New Swiss chocolates that really won’t melt in your hand
Chocolates that melt into a gooey mess at the bottom of a bag on a sweltering day are one inconvenience that people living in the warmer parts of the world know all too well.india Updated: Aug 13, 2009 13:20 IST
Chocolates that melt into a gooey mess at the bottom of a bag on a sweltering day are one inconvenience that people living in the warmer parts of the world know all too well.
But this may soon be a thing of the past, thanks to a firm in this chocolate-loving country where chocolate is also serious business.
With sites notably in Asia, the Barry Callebaut firm, a key player in the chocolate business, is developing a variety that withstands temperatures up to 55 degrees C (131 degrees F) before melting.
Even better, it is low in calories.
“In India, consumers don’t eat a lot of chocolate today, and there are logistics issues in the distribution of chocolates,” said Hans Vriens, who is the firm’s chief innovation officer.
“As the chocolate melts, the package doesn’t look very good anymore,” he said.
Switzerland exported some 111,494 tonnes of chocolate worth 924 million francs (869 million dollars, 603 million euros) in 2008 and another 73,475 tonnes worth 894 million francs was sold at home, according to Chocosuisse, the Association of Swiss Chocolate Manufacturers.
The biggest export destinations are Britain, Canada, France and Germany.
Though already the world’s biggest cocoa supplier and chocolate maker, counting giants Nestle and Hershey among it clients, Barry Callebaut, like other chocolatiers, is constantly working on innovations to entice new clients.
The heat-resistant chocolate, which the firm has dubbed “Volcano”, is aimed at “markets that don’t have good cooling chains or warmer temperature markets like China, India, southern Europe, southern United States and Latin America,” said Vriens.
Heat-resistant chocolate in itself is not new. It has been a standard issue of both the Swiss and the US armies, but it has never been produced on a commercial scale.
Vriens said that “Volcano”, which would melt on contact with saliva and has a “crunchy” texture, differed from the army version as it’s made with the usual cocoa butter, unlike the military issue which substitutes vegetable fats for this key ingredient.
While experimenting on the heat-resistant aspect of “Volcano”, the research team stumbled upon a welcome side effect -- fewer calories.

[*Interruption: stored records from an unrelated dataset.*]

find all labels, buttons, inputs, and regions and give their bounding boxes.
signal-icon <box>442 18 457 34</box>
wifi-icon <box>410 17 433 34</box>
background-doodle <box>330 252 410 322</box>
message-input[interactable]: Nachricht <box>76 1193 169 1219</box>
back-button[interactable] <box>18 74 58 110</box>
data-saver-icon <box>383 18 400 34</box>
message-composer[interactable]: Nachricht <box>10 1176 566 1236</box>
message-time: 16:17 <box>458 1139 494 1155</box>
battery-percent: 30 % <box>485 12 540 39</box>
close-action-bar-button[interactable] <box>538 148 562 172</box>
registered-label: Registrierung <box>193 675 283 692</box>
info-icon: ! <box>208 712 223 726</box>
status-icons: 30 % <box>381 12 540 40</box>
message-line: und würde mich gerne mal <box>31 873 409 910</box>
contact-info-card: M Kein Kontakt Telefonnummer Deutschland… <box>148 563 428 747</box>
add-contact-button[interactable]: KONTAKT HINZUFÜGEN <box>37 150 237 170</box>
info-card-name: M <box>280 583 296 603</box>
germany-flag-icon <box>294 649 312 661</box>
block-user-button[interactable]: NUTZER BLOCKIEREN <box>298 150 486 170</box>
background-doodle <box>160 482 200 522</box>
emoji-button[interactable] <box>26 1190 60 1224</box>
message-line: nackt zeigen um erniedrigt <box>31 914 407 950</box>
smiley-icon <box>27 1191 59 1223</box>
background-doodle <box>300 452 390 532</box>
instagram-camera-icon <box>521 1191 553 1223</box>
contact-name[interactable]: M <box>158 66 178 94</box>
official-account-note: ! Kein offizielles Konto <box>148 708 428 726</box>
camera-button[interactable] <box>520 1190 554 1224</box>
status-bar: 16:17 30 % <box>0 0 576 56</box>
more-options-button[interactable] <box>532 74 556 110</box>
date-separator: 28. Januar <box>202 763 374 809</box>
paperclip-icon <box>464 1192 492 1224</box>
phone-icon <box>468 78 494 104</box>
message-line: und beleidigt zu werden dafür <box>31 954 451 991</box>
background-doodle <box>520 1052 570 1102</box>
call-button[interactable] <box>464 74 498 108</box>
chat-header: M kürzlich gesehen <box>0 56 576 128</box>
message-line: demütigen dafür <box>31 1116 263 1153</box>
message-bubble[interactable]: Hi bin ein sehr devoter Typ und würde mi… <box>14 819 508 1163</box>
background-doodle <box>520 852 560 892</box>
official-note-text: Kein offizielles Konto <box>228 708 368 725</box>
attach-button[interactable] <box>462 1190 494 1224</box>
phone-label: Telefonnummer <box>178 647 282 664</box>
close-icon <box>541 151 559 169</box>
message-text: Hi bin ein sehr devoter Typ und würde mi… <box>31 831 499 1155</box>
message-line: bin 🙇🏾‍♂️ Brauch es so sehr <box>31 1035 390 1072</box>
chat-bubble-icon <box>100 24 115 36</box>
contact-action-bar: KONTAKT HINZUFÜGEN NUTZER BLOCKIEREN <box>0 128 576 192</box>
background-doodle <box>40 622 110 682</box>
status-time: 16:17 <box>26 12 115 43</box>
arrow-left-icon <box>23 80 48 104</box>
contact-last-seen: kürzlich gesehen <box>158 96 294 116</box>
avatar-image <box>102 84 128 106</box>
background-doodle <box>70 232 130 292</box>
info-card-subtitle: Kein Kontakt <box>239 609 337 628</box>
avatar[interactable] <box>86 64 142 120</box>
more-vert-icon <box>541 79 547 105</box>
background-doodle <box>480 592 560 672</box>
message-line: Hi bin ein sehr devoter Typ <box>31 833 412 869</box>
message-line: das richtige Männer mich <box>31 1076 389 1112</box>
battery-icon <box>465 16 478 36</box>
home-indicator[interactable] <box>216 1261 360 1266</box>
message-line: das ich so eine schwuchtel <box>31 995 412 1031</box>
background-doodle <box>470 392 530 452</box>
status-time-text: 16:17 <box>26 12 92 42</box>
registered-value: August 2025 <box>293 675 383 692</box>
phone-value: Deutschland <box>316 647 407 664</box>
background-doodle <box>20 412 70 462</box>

The goal, however, is to maintain the taste of regular chocolate. “There’s no point sacrificing taste for lower fat or sugar... The trick is lower calories without people noticing,” said Vriens.
Another of the firm’s aims is to produce what Vriens called “healthier” chocolates that preserve some of the 230 out of 700 natural components found in cocoa beans that carry health benefits.
One of these is theobromine, a substance that acts similarly to caffeine, and phenylethylamine, which acts like an anti-depressant.
“It’s a known stimulant,” Vriens said, referring to phenylethylamine. “You can preserve it and then you can make ‘happy´ chocolates.”
While the race is clearly on for new chocolate products, most firms treat research like industrial secrets. Nestle, the world’s biggest food company, said for “competitive reasons, we are not able to provide details about current research and development activities.”
Simon Robertson, Nestle’s research and development manager for chocolate, confectionery and biscuits, however, hinted that priorities include “pleasure of chocolate, healthier options, as well as more affordable options in some markets.”
And in a testament to chocolate as truly big business, he said Nestle next month will open its first research and development facility “entirely dedicated to the development of premium and luxury chocolate.”
“It will bring together both internal and external know-how of international chocolate-making professionals such as top confiseurs, sensory experts and packaging designers,” he said.
Independent Swiss chocolatiers, meanwhile, are taking a wait-and-see approach to such industrial innovations as heat-resistant chocolate.
“I need more information about it. I will not buy a product if I don’t know what exactly is in it and how exactly it was made,” said Roger Rohr whose grandfather started the Geneva-based Chocolats Rohr in 1936. He fears it could involve a “complete denaturing” of chocolate.
“It is very important for me to be able to tell my clients that what we are offering are made from ingredients that are as natural as possible,” he said.